As lawyers, our training and practice encourages us to be analytical and to identify potential problems before they arise. Many of us also play the role of sounding-board for our colleagues – being purveyors of objective common sense as much as legal advice. And yet our ability to be forensic, to analyse and to problem-spot doesn't seem to help us to look forwards and plan, nor do we seem good at helping ourselves when our natural inclination is to help others. Added to this, the legal department is commonly one of the smallest support teams and, with our desire to retain some objective independence, can also be one of the more detached. Our budget has historically been small and very focused on sourcing © Copyright 3Kites Consulting Limited 2021 2 human capital, not on technology. In addition, while commonly we may have worked alongside IT team members and the Change Management team, we are not used to reaching out to ask for support for our own team.

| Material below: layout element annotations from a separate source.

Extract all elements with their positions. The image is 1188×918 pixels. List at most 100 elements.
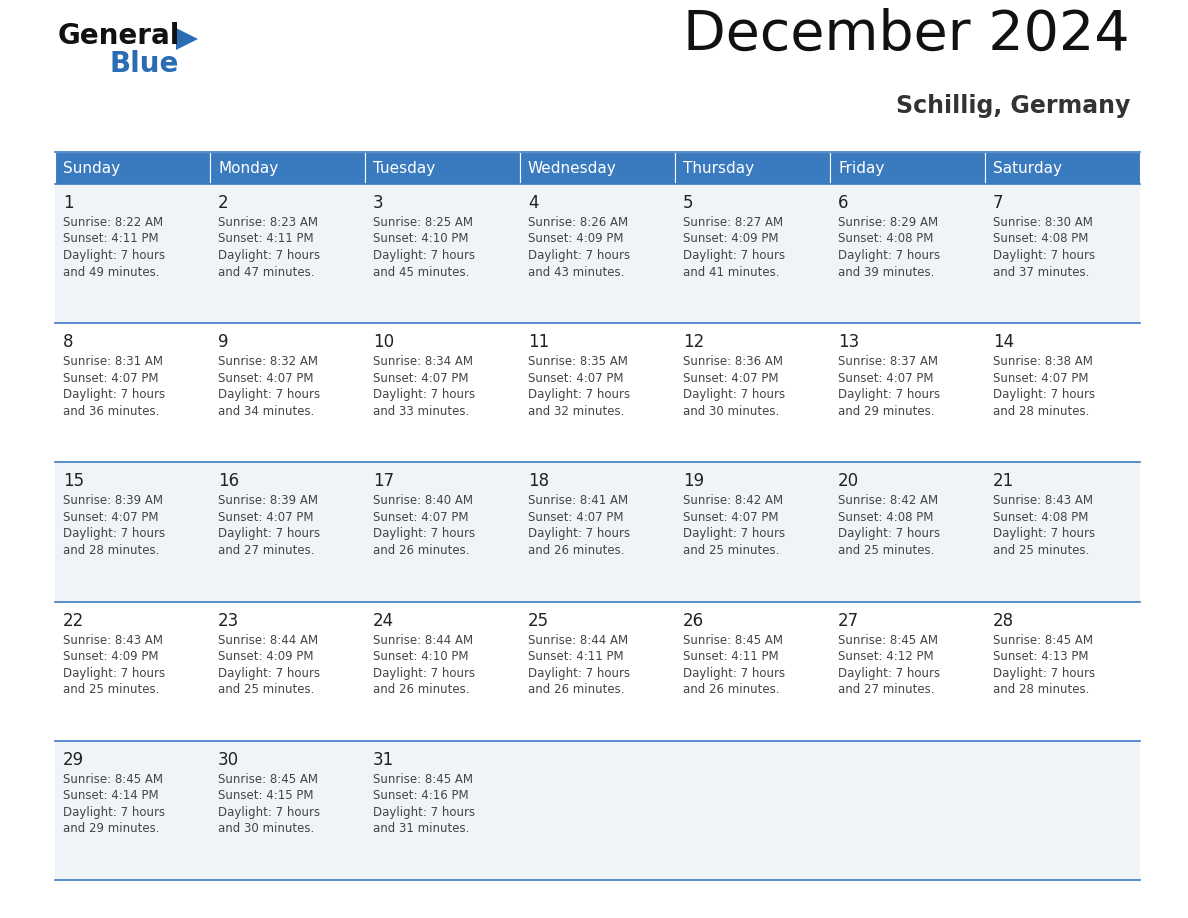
- Text: Tuesday: Tuesday: [373, 161, 435, 175]
- Text: 3: 3: [373, 194, 384, 212]
- Bar: [365, 741, 520, 880]
- Text: Monday: Monday: [219, 161, 278, 175]
- Text: Daylight: 7 hours: Daylight: 7 hours: [63, 528, 165, 541]
- Text: 14: 14: [993, 333, 1015, 352]
- Text: Sunset: 4:13 PM: Sunset: 4:13 PM: [993, 650, 1088, 663]
- Text: and 36 minutes.: and 36 minutes.: [63, 405, 159, 418]
- Text: Sunset: 4:10 PM: Sunset: 4:10 PM: [373, 232, 468, 245]
- Text: and 32 minutes.: and 32 minutes.: [527, 405, 625, 418]
- Text: and 45 minutes.: and 45 minutes.: [373, 265, 469, 278]
- Text: Daylight: 7 hours: Daylight: 7 hours: [838, 666, 940, 679]
- Text: and 30 minutes.: and 30 minutes.: [683, 405, 779, 418]
- Text: Daylight: 7 hours: Daylight: 7 hours: [993, 249, 1095, 262]
- Bar: [365, 184, 520, 323]
- Text: Sunset: 4:09 PM: Sunset: 4:09 PM: [683, 232, 778, 245]
- Text: and 25 minutes.: and 25 minutes.: [838, 543, 935, 557]
- Text: 8: 8: [63, 333, 74, 352]
- Text: Sunrise: 8:29 AM: Sunrise: 8:29 AM: [838, 216, 939, 229]
- Bar: [675, 323, 830, 463]
- Text: Sunset: 4:14 PM: Sunset: 4:14 PM: [63, 789, 159, 802]
- Text: Daylight: 7 hours: Daylight: 7 hours: [838, 249, 940, 262]
- Text: 28: 28: [993, 611, 1015, 630]
- Text: and 27 minutes.: and 27 minutes.: [838, 683, 935, 696]
- Bar: [830, 323, 985, 463]
- Text: Sunrise: 8:45 AM: Sunrise: 8:45 AM: [373, 773, 473, 786]
- Bar: [520, 152, 675, 184]
- Bar: [365, 601, 520, 741]
- Text: 16: 16: [219, 473, 239, 490]
- Text: Sunday: Sunday: [63, 161, 120, 175]
- Text: Sunrise: 8:45 AM: Sunrise: 8:45 AM: [219, 773, 318, 786]
- Bar: [365, 152, 520, 184]
- Text: 7: 7: [993, 194, 1004, 212]
- Bar: [55, 463, 210, 601]
- Text: Schillig, Germany: Schillig, Germany: [896, 94, 1130, 118]
- Text: and 47 minutes.: and 47 minutes.: [219, 265, 315, 278]
- Text: Sunset: 4:07 PM: Sunset: 4:07 PM: [683, 372, 778, 385]
- Text: Daylight: 7 hours: Daylight: 7 hours: [527, 388, 630, 401]
- Text: Sunset: 4:07 PM: Sunset: 4:07 PM: [373, 372, 468, 385]
- Text: Daylight: 7 hours: Daylight: 7 hours: [219, 666, 320, 679]
- Text: Sunset: 4:08 PM: Sunset: 4:08 PM: [993, 511, 1088, 524]
- Text: 20: 20: [838, 473, 859, 490]
- Bar: [520, 601, 675, 741]
- Bar: [830, 152, 985, 184]
- Text: 6: 6: [838, 194, 848, 212]
- Bar: [675, 601, 830, 741]
- Polygon shape: [176, 28, 198, 50]
- Text: 15: 15: [63, 473, 84, 490]
- Text: Sunrise: 8:45 AM: Sunrise: 8:45 AM: [683, 633, 783, 646]
- Bar: [675, 463, 830, 601]
- Text: Sunset: 4:09 PM: Sunset: 4:09 PM: [63, 650, 158, 663]
- Bar: [830, 601, 985, 741]
- Text: and 25 minutes.: and 25 minutes.: [219, 683, 315, 696]
- Bar: [520, 463, 675, 601]
- Bar: [675, 152, 830, 184]
- Text: and 26 minutes.: and 26 minutes.: [373, 683, 469, 696]
- Text: Sunset: 4:11 PM: Sunset: 4:11 PM: [63, 232, 159, 245]
- Text: Sunset: 4:07 PM: Sunset: 4:07 PM: [63, 372, 158, 385]
- Text: Sunset: 4:07 PM: Sunset: 4:07 PM: [63, 511, 158, 524]
- Text: Sunrise: 8:41 AM: Sunrise: 8:41 AM: [527, 495, 628, 508]
- Text: 13: 13: [838, 333, 859, 352]
- Text: 19: 19: [683, 473, 704, 490]
- Bar: [520, 184, 675, 323]
- Text: Sunrise: 8:30 AM: Sunrise: 8:30 AM: [993, 216, 1093, 229]
- Text: Sunset: 4:09 PM: Sunset: 4:09 PM: [219, 650, 314, 663]
- Text: Daylight: 7 hours: Daylight: 7 hours: [683, 528, 785, 541]
- Text: 31: 31: [373, 751, 394, 768]
- Bar: [55, 323, 210, 463]
- Text: and 33 minutes.: and 33 minutes.: [373, 405, 469, 418]
- Text: Blue: Blue: [110, 50, 179, 78]
- Text: Daylight: 7 hours: Daylight: 7 hours: [838, 388, 940, 401]
- Text: Sunset: 4:07 PM: Sunset: 4:07 PM: [527, 372, 624, 385]
- Bar: [210, 152, 365, 184]
- Bar: [985, 184, 1140, 323]
- Text: Sunrise: 8:26 AM: Sunrise: 8:26 AM: [527, 216, 628, 229]
- Bar: [55, 152, 210, 184]
- Text: Daylight: 7 hours: Daylight: 7 hours: [219, 806, 320, 819]
- Text: 30: 30: [219, 751, 239, 768]
- Text: 26: 26: [683, 611, 704, 630]
- Bar: [830, 741, 985, 880]
- Text: Sunrise: 8:23 AM: Sunrise: 8:23 AM: [219, 216, 318, 229]
- Text: Daylight: 7 hours: Daylight: 7 hours: [63, 388, 165, 401]
- Text: and 25 minutes.: and 25 minutes.: [993, 543, 1089, 557]
- Text: Sunrise: 8:38 AM: Sunrise: 8:38 AM: [993, 355, 1093, 368]
- Text: Daylight: 7 hours: Daylight: 7 hours: [63, 806, 165, 819]
- Text: Sunset: 4:10 PM: Sunset: 4:10 PM: [373, 650, 468, 663]
- Text: Sunrise: 8:39 AM: Sunrise: 8:39 AM: [219, 495, 318, 508]
- Bar: [210, 601, 365, 741]
- Text: Sunset: 4:12 PM: Sunset: 4:12 PM: [838, 650, 934, 663]
- Text: Sunrise: 8:39 AM: Sunrise: 8:39 AM: [63, 495, 163, 508]
- Text: 22: 22: [63, 611, 84, 630]
- Text: Daylight: 7 hours: Daylight: 7 hours: [63, 666, 165, 679]
- Bar: [210, 463, 365, 601]
- Bar: [365, 323, 520, 463]
- Text: Sunset: 4:15 PM: Sunset: 4:15 PM: [219, 789, 314, 802]
- Text: Sunrise: 8:44 AM: Sunrise: 8:44 AM: [219, 633, 318, 646]
- Text: Daylight: 7 hours: Daylight: 7 hours: [373, 528, 475, 541]
- Text: Daylight: 7 hours: Daylight: 7 hours: [838, 528, 940, 541]
- Text: Sunrise: 8:42 AM: Sunrise: 8:42 AM: [683, 495, 783, 508]
- Text: and 37 minutes.: and 37 minutes.: [993, 265, 1089, 278]
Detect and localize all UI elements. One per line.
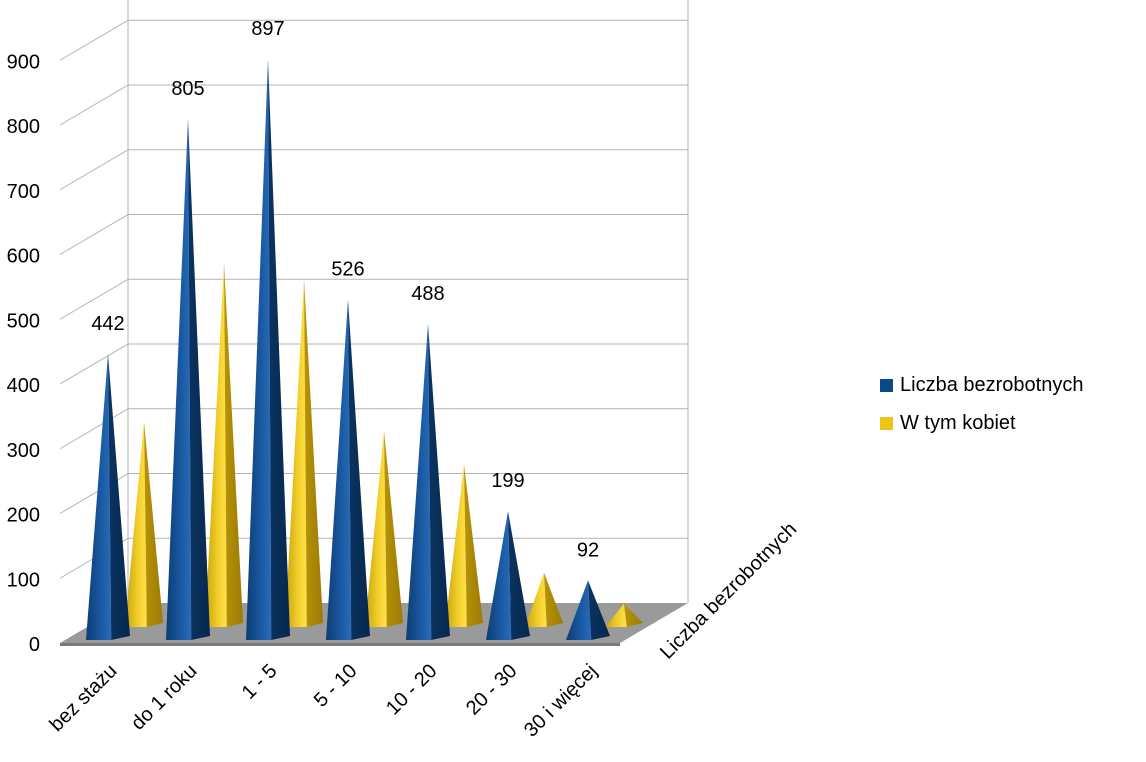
y-tick-label: 100	[7, 569, 40, 591]
plot-area	[86, 59, 643, 640]
data-label: 805	[171, 78, 204, 100]
x-tick-label: bez stażu	[45, 660, 121, 736]
cone-face-left	[205, 263, 227, 627]
gridline-side	[59, 408, 129, 450]
cone-face-right	[268, 59, 290, 640]
legend-item-series-2: W tym kobiet	[880, 410, 1083, 436]
cone-face-right	[304, 279, 323, 627]
cone-face-right	[384, 430, 403, 627]
cone-face-right	[588, 580, 610, 640]
cone-kobiet-4	[445, 464, 483, 627]
cone-face-right	[428, 324, 450, 640]
cone-face-right	[544, 572, 563, 627]
legend-swatch-series-2	[880, 416, 893, 430]
cone-kobiet-5	[525, 572, 563, 627]
legend: Liczba bezrobotnych W tym kobiet	[880, 372, 1083, 448]
cone-face-right	[464, 464, 483, 627]
cone-liczba-4	[406, 324, 450, 640]
cone-face-right	[508, 511, 530, 640]
data-label: 199	[491, 470, 524, 492]
cone-kobiet-1	[205, 263, 243, 627]
y-tick-label: 300	[7, 440, 40, 462]
cone-face-left	[86, 353, 112, 640]
data-label: 526	[331, 258, 364, 280]
data-label: 488	[411, 283, 444, 305]
y-tick-label: 600	[7, 246, 40, 268]
cone-face-left	[246, 59, 272, 640]
legend-label-series-1: Liczba bezrobotnych	[900, 373, 1084, 396]
gridline-side	[59, 343, 129, 385]
cone-face-left	[406, 324, 432, 640]
cone-face-left	[486, 511, 512, 640]
x-tick-label: 20 - 30	[462, 660, 522, 720]
cone-liczba-2	[246, 59, 290, 640]
y-tick-label: 500	[7, 310, 40, 332]
cone-face-left	[605, 603, 627, 627]
cone-liczba-3	[326, 299, 370, 640]
cone-liczba-5	[486, 511, 530, 640]
cone-kobiet-3	[365, 430, 403, 627]
gridlines	[59, 0, 689, 603]
y-tick-label: 900	[7, 51, 40, 73]
y-tick-label: 0	[29, 634, 40, 656]
cone-face-right	[348, 299, 370, 640]
cone-face-left	[125, 421, 147, 627]
x-tick-label: 1 - 5	[238, 660, 282, 704]
cone-face-left	[365, 430, 387, 627]
x-tick-label: 5 - 10	[310, 660, 362, 712]
legend-label-series-2: W tym kobiet	[900, 411, 1016, 434]
gridline-side	[59, 84, 129, 126]
data-label: 442	[91, 313, 124, 335]
x-tick-label: 10 - 20	[382, 660, 442, 720]
cone-liczba-1	[166, 118, 210, 640]
x-tick-label: 30 i więcej	[520, 660, 602, 742]
cone-face-right	[188, 118, 210, 640]
floor-edge	[60, 643, 620, 646]
cone-kobiet-2	[285, 279, 323, 627]
cone-face-left	[285, 279, 307, 627]
cone-face-right	[624, 603, 643, 627]
cone-kobiet-0	[125, 421, 163, 627]
cone-kobiet-6	[605, 603, 643, 627]
cone-face-left	[326, 299, 352, 640]
cone-face-right	[108, 353, 130, 640]
data-label: 897	[251, 18, 284, 40]
cone-face-right	[144, 421, 163, 627]
cone-liczba-0	[86, 353, 130, 640]
y-tick-label: 400	[7, 375, 40, 397]
cone-liczba-6	[566, 580, 610, 640]
gridline-side	[59, 214, 129, 255]
gridline-side	[59, 19, 129, 61]
cone-face-left	[525, 572, 547, 627]
cone-face-right	[224, 263, 243, 627]
x-tick-label: do 1 roku	[127, 660, 202, 735]
y-tick-label: 200	[7, 505, 40, 527]
gridline-side	[59, 149, 129, 191]
data-label: 92	[577, 539, 599, 561]
legend-swatch-series-1	[880, 378, 893, 392]
cone-face-left	[445, 464, 467, 627]
y-tick-label: 700	[7, 181, 40, 203]
cone-face-left	[166, 118, 192, 640]
gridline-side	[59, 278, 129, 320]
y-tick-label: 800	[7, 116, 40, 138]
legend-item-series-1: Liczba bezrobotnych	[880, 372, 1083, 398]
depth-axis-label: Liczba bezrobotnych	[656, 518, 801, 663]
cone-face-left	[566, 580, 592, 640]
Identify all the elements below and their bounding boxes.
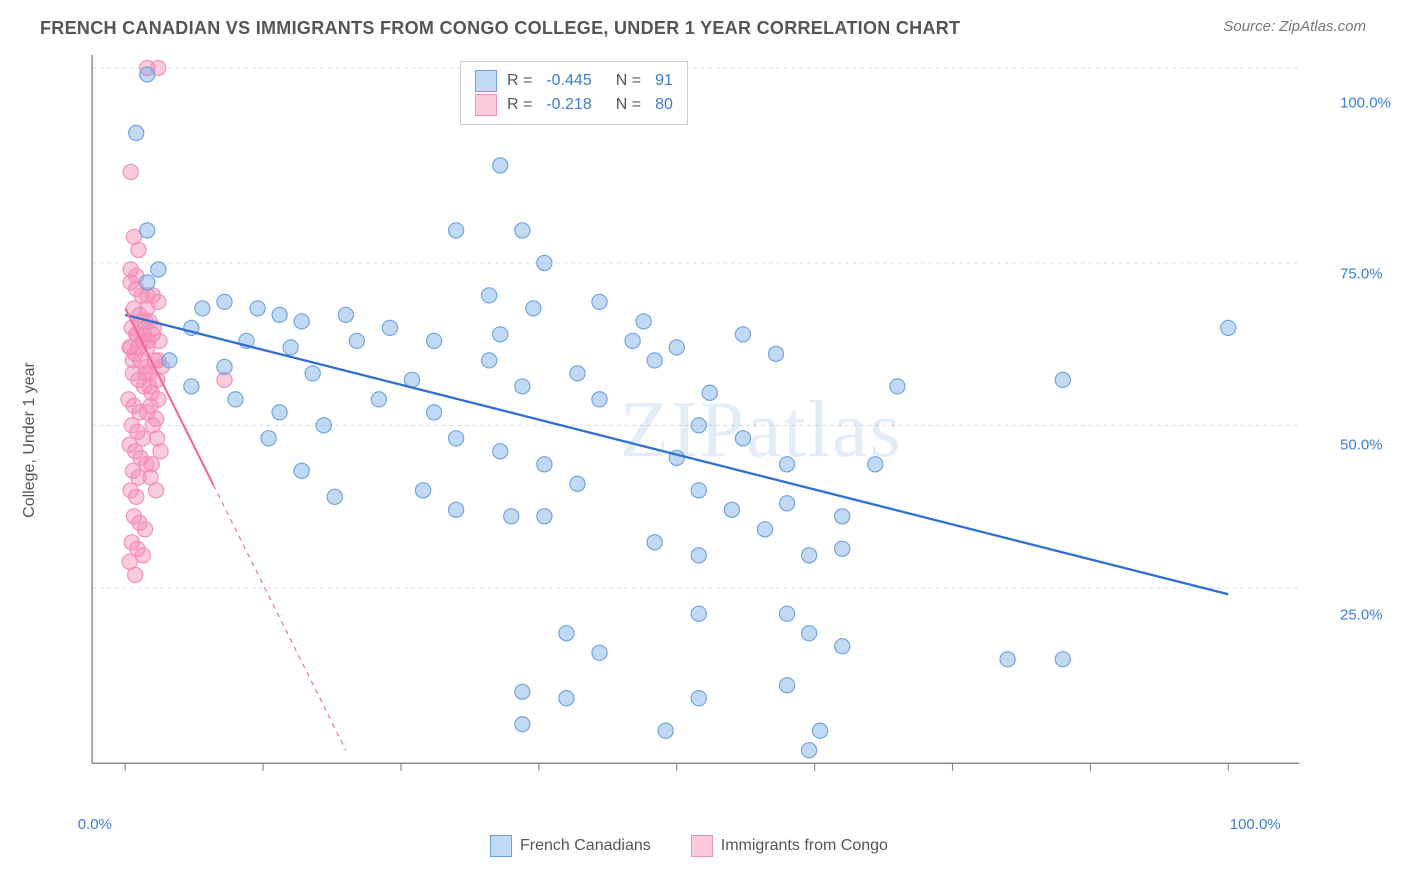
source-link[interactable]: ZipAtlas.com <box>1279 18 1366 35</box>
x-tick-label: 0.0% <box>78 816 112 833</box>
correlation-stats-box: R = -0.445 N = 91 R = -0.218 N = 80 <box>460 61 688 125</box>
stats-r-value: -0.218 <box>546 96 591 114</box>
stats-n-label: N = <box>616 96 641 114</box>
legend-item: Immigrants from Congo <box>691 835 888 857</box>
stats-swatch <box>475 94 497 116</box>
y-tick-label: 25.0% <box>1340 607 1383 624</box>
stats-n-label: N = <box>616 72 641 90</box>
stats-r-label: R = <box>507 96 532 114</box>
y-axis-label: College, Under 1 year <box>21 362 39 518</box>
source: Source: ZipAtlas.com <box>1223 18 1366 35</box>
y-tick-label: 75.0% <box>1340 265 1383 282</box>
legend-label: Immigrants from Congo <box>721 837 888 855</box>
legend-item: French Canadians <box>490 835 651 857</box>
y-tick-label: 50.0% <box>1340 436 1383 453</box>
legend-swatch <box>490 835 512 857</box>
stats-row: R = -0.218 N = 80 <box>475 94 673 116</box>
legend-label: French Canadians <box>520 837 651 855</box>
legend-swatch <box>691 835 713 857</box>
stats-row: R = -0.445 N = 91 <box>475 70 673 92</box>
legend: French Canadians Immigrants from Congo <box>490 835 888 857</box>
stats-n-value: 80 <box>655 96 673 114</box>
header: FRENCH CANADIAN VS IMMIGRANTS FROM CONGO… <box>0 0 1406 39</box>
stats-swatch <box>475 70 497 92</box>
chart-area: College, Under 1 year 0.0%100.0%25.0%50.… <box>60 55 1360 825</box>
x-tick-label: 100.0% <box>1230 816 1281 833</box>
scatter-plot <box>60 55 1360 825</box>
chart-title: FRENCH CANADIAN VS IMMIGRANTS FROM CONGO… <box>40 18 960 39</box>
stats-n-value: 91 <box>655 72 673 90</box>
stats-r-value: -0.445 <box>546 72 591 90</box>
stats-r-label: R = <box>507 72 532 90</box>
source-label: Source: <box>1223 18 1279 35</box>
y-tick-label: 100.0% <box>1340 94 1391 111</box>
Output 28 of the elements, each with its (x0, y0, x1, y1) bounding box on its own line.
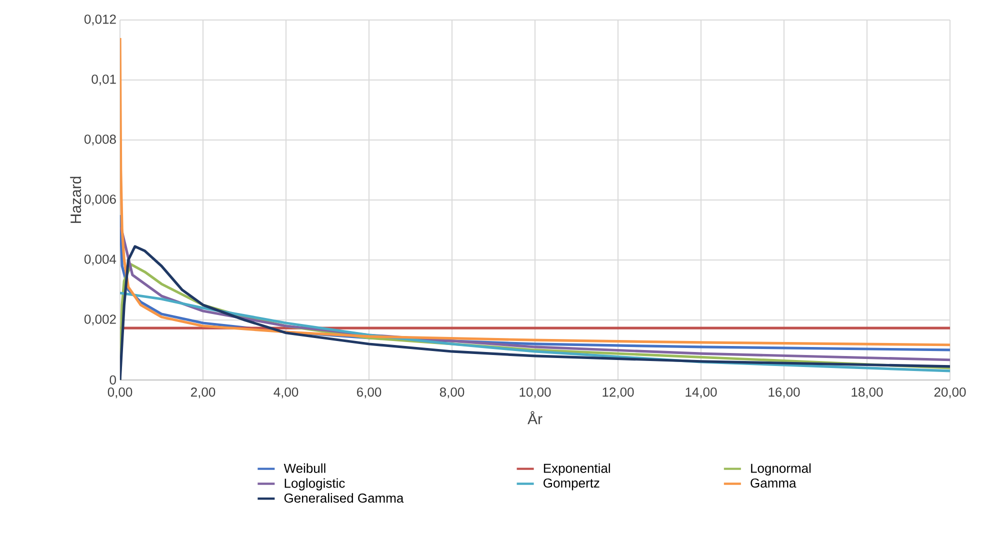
legend-label: Loglogistic (284, 478, 345, 490)
legend-label: Gamma (750, 478, 796, 488)
x-tick-label: 12,00 (602, 388, 634, 398)
legend-label: Lognormal (751, 463, 811, 476)
y-tick-label: 0,004 (84, 254, 116, 266)
y-tick-label: 0,006 (84, 194, 116, 206)
x-axis-title: År (528, 411, 542, 424)
x-tick-label: 4,00 (274, 388, 298, 398)
x-tick-label: 18,00 (852, 388, 883, 398)
legend-label: Weibull (284, 463, 326, 473)
legend-label: Exponential (544, 463, 610, 476)
y-tick-label: 0,008 (84, 134, 116, 146)
y-tick-label: 0,002 (84, 314, 116, 326)
x-tick-label: 0,00 (108, 388, 132, 398)
x-tick-label: 6,00 (357, 388, 382, 398)
line-series (120, 36, 950, 346)
x-tick-label: 16,00 (768, 388, 800, 398)
x-tick-label: 2,00 (191, 388, 216, 398)
x-tick-label: 14,00 (686, 388, 717, 398)
legend-label: Generalised Gamma (284, 493, 404, 503)
x-tick-label: 20,00 (934, 388, 966, 398)
x-tick-label: 10,00 (520, 388, 551, 398)
x-tick-label: 8,00 (440, 388, 464, 398)
y-tick-label: 0 (110, 375, 116, 385)
y-tick-label: 0,012 (84, 14, 116, 26)
legend-label: Gompertz (544, 478, 600, 490)
y-tick-label: 0,01 (92, 74, 116, 86)
y-axis-title: Hazard (70, 176, 82, 223)
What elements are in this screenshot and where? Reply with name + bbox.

So maybe we need a change of mindset: rather than neglecting both budget and support/resource hurdles and believing (or hoping?) in a DIY approach to technology implementation, it's time to recognise that if we are to successfully engage with the legal technology revolution we need to be a little less selfless and a little more prepared to ask our colleagues for their expert help. That's help with IT/change management expertise to plan and execute effectively and help from the FD with the budget. In a time-pressured world where the legal team is always being asked to do more, it pays to remember the old proverb: if you don't have time to do it right, how are you going to find time to do it over again?